All those suspension can be revoked provided final investigation reports exonerate them.
Online investigative news website Cobrapost had carried out a sting operation on 23 financial institutions including large public sector banks, insurance companies and some mid size private sector lenders. In a press conference on Monday, it alleged all those of helping people convert black money into white by way of investment in their schemes.
India's third largest lender Punjab National Bank (PNB) on Tuesday suspended two out of three employees allegedly involved in Cobrapost expose. Those were working in South Delhi and Noida branches in the capacity of cheif manager and assistant general manager. However, decision is not yet taken on the third employee based in South Delhi.
"The bank prima facie has not found any evidence of violations. The conversations between Cobrapost and bank officials were purely of colloquial nature. Investigation is on. We are looking into the matter," said a senior official from PNB confirming the development. He did not wish to be quoted.
Similarly, IDBI Bank suspended two junior officials based in New Delhi. Bank of Baroda too is believed to have suspended one chief manager at Parliament Street branch.
According to a BoB official, all involved managers were doing business on behalf of respective banks, not for individual gains. However, banks are probably acting under ministry pressure.
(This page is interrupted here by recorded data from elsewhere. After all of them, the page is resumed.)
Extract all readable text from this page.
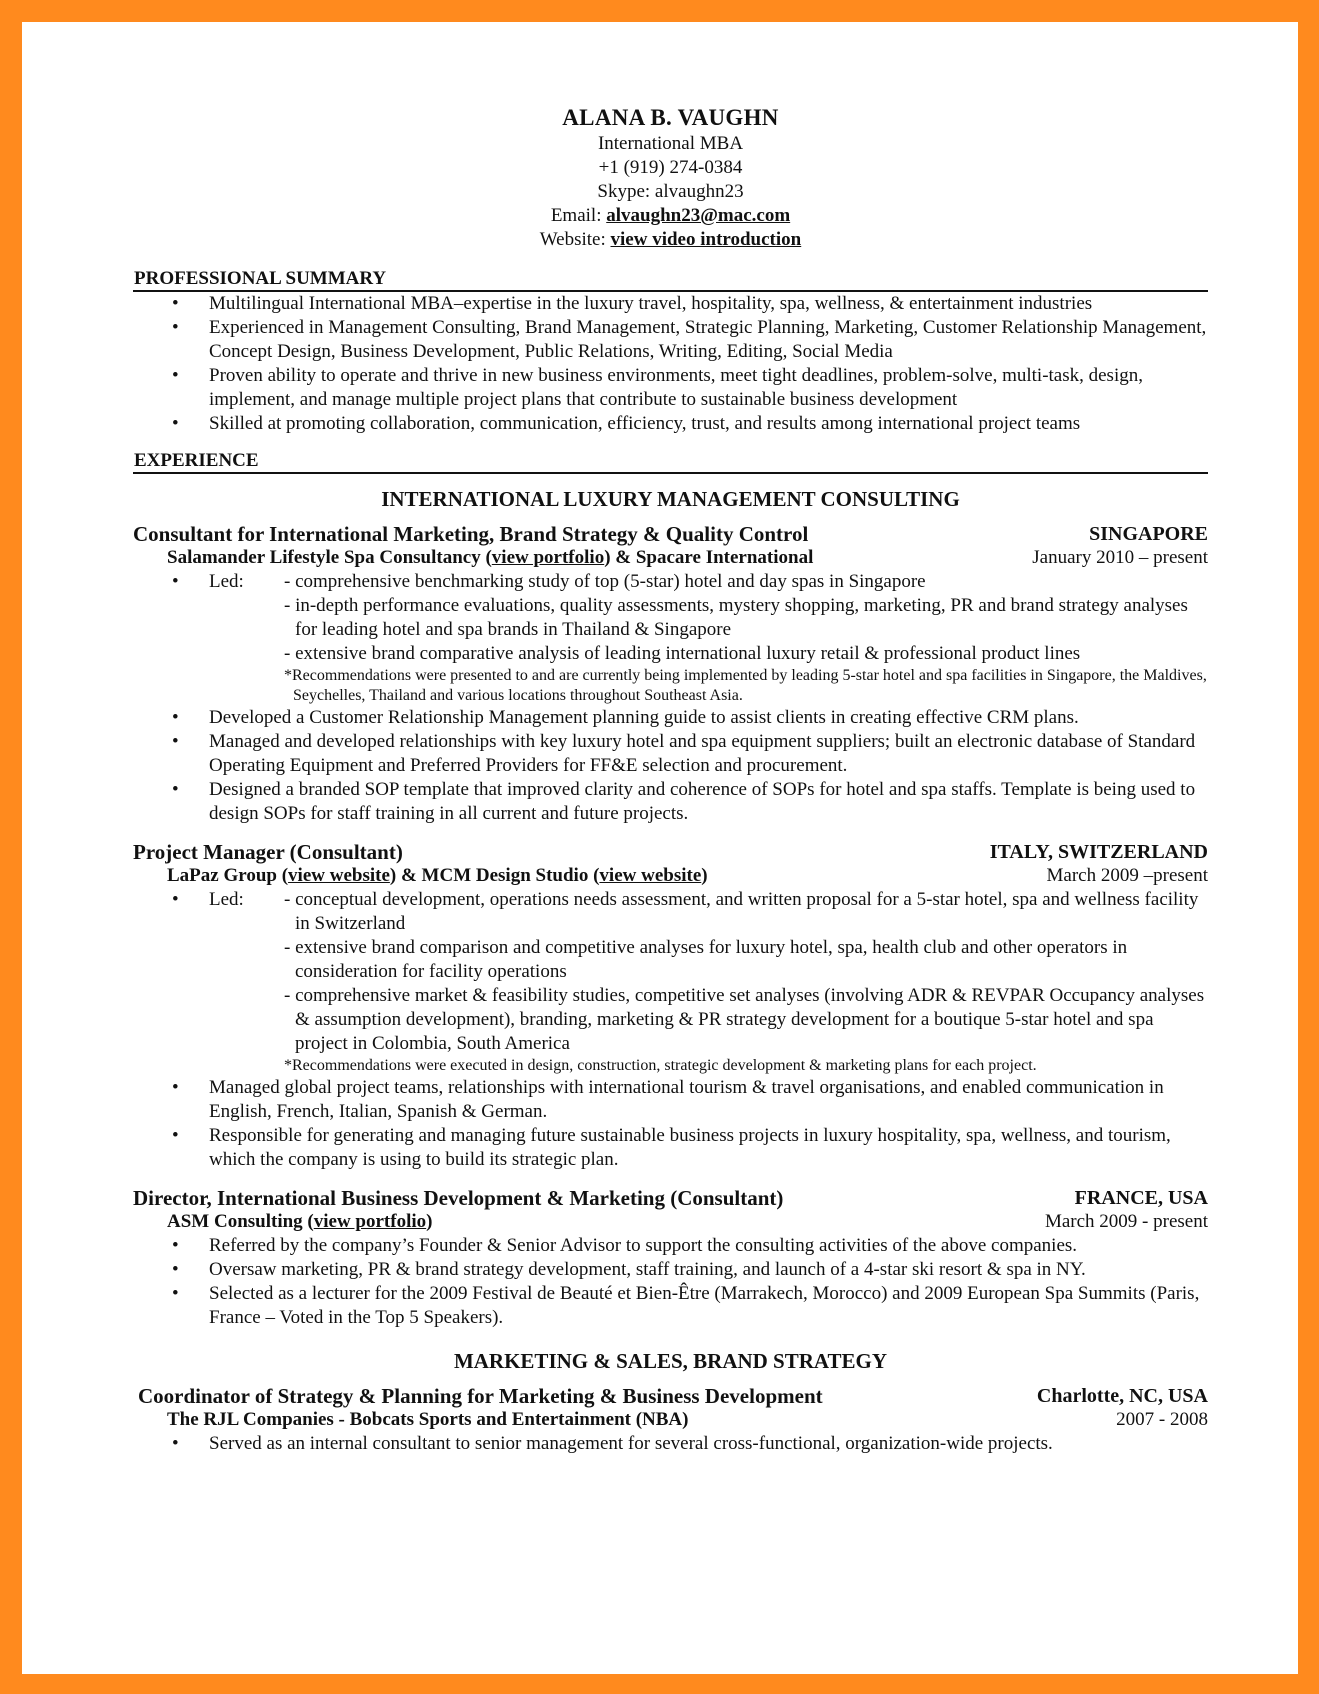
ALANA B. VAUGHN
International MBA
+1 (919) 274-0384
Skype: alvaughn23
Email: alvaughn23@mac.com
Website: view video introduction
PROFESSIONAL SUMMARY
• Multilingual International MBA–expertise in the luxury travel, hospitality, spa, wellness, & entertainment industries
• Experienced in Management Consulting, Brand Management, Strategic Planning, Marketing, Customer Relationship Management, Concept Design, Business Development, Public Relations, Writing, Editing, Social Media
• Proven ability to operate and thrive in new business environments, meet tight deadlines, problem-solve, multi-task, design, implement, and manage multiple project plans that contribute to sustainable business development
• Skilled at promoting collaboration, communication, efficiency, trust, and results among international project teams
EXPERIENCE
INTERNATIONAL LUXURY MANAGEMENT CONSULTING
Consultant for International Marketing, Brand Strategy & Quality Control	SINGAPORE
Salamander Lifestyle Spa Consultancy (view portfolio) & Spacare International	January 2010 – present
• Led:	- comprehensive benchmarking study of top (5-star) hotel and day spas in Singapore
- in-depth performance evaluations, quality assessments, mystery shopping, marketing, PR and brand strategy analyses for leading hotel and spa brands in Thailand & Singapore
- extensive brand comparative analysis of leading international luxury retail & professional product lines
*Recommendations were presented to and are currently being implemented by leading 5-star hotel and spa facilities in Singapore, the Maldives, Seychelles, Thailand and various locations throughout Southeast Asia.
• Developed a Customer Relationship Management planning guide to assist clients in creating effective CRM plans.
• Managed and developed relationships with key luxury hotel and spa equipment suppliers; built an electronic database of Standard Operating Equipment and Preferred Providers for FF&E selection and procurement.
• Designed a branded SOP template that improved clarity and coherence of SOPs for hotel and spa staffs. Template is being used to design SOPs for staff training in all current and future projects.
Project Manager (Consultant)	ITALY, SWITZERLAND
LaPaz Group (view website) & MCM Design Studio (view website)	March 2009 –present
• Led:	- conceptual development, operations needs assessment, and written proposal for a 5-star hotel, spa and wellness facility in Switzerland
- extensive brand comparison and competitive analyses for luxury hotel, spa, health club and other operators in consideration for facility operations
- comprehensive market & feasibility studies, competitive set analyses (involving ADR & REVPAR Occupancy analyses & assumption development), branding, marketing & PR strategy development for a boutique 5-star hotel and spa project in Colombia, South America
*Recommendations were executed in design, construction, strategic development & marketing plans for each project.
• Managed global project teams, relationships with international tourism & travel organisations, and enabled communication in English, French, Italian, Spanish & German.
• Responsible for generating and managing future sustainable business projects in luxury hospitality, spa, wellness, and tourism, which the company is using to build its strategic plan.
Director, International Business Development & Marketing (Consultant)	FRANCE, USA
ASM Consulting (view portfolio)	March 2009 - present
• Referred by the company’s Founder & Senior Advisor to support the consulting activities of the above companies.
• Oversaw marketing, PR & brand strategy development, staff training, and launch of a 4-star ski resort & spa in NY.
• Selected as a lecturer for the 2009 Festival de Beauté et Bien-Être (Marrakech, Morocco) and 2009 European Spa Summits (Paris, France – Voted in the Top 5 Speakers).
MARKETING & SALES, BRAND STRATEGY
Coordinator of Strategy & Planning for Marketing & Business Development	Charlotte, NC, USA
The RJL Companies - Bobcats Sports and Entertainment (NBA)	2007 - 2008
• Served as an internal consultant to senior management for several cross-functional, organization-wide projects.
"Any suspension does not prove somebody's guilt. They will be relieved from work till the final investigation report comes out. We are conducting our own investigation. It is not our responsibility to cross check the source of money. We can always refer it to FIU," said a senior banker from IDBI Bank.
It is a normal practice for a branch manager (of any bank) to report any suspicious transaction to the Financial Intelligence Unit (FIU), the government agency which reports the same to the Income Tax Department.
Earlier on Monday, the finance ministry had started scrutinizing the video footage shown in the exposure. Rajiv Takru – the secretary at Department of Financial Services had asked all state owned banks and the Life Insurance Corporation (LIC) of India to initiate actions.
"I assume that the DVDs contain what is genuine material because that would be in the fitness of things. I don't think anybody would do something like this on the basis of fabricated evidence, so we assume that whatever has been shown in the DVDs prima facie is correct or reflects the transaction as it happened. At this moment we are not talking in terms of forensic examination of DVDs," he told CNBC TV18.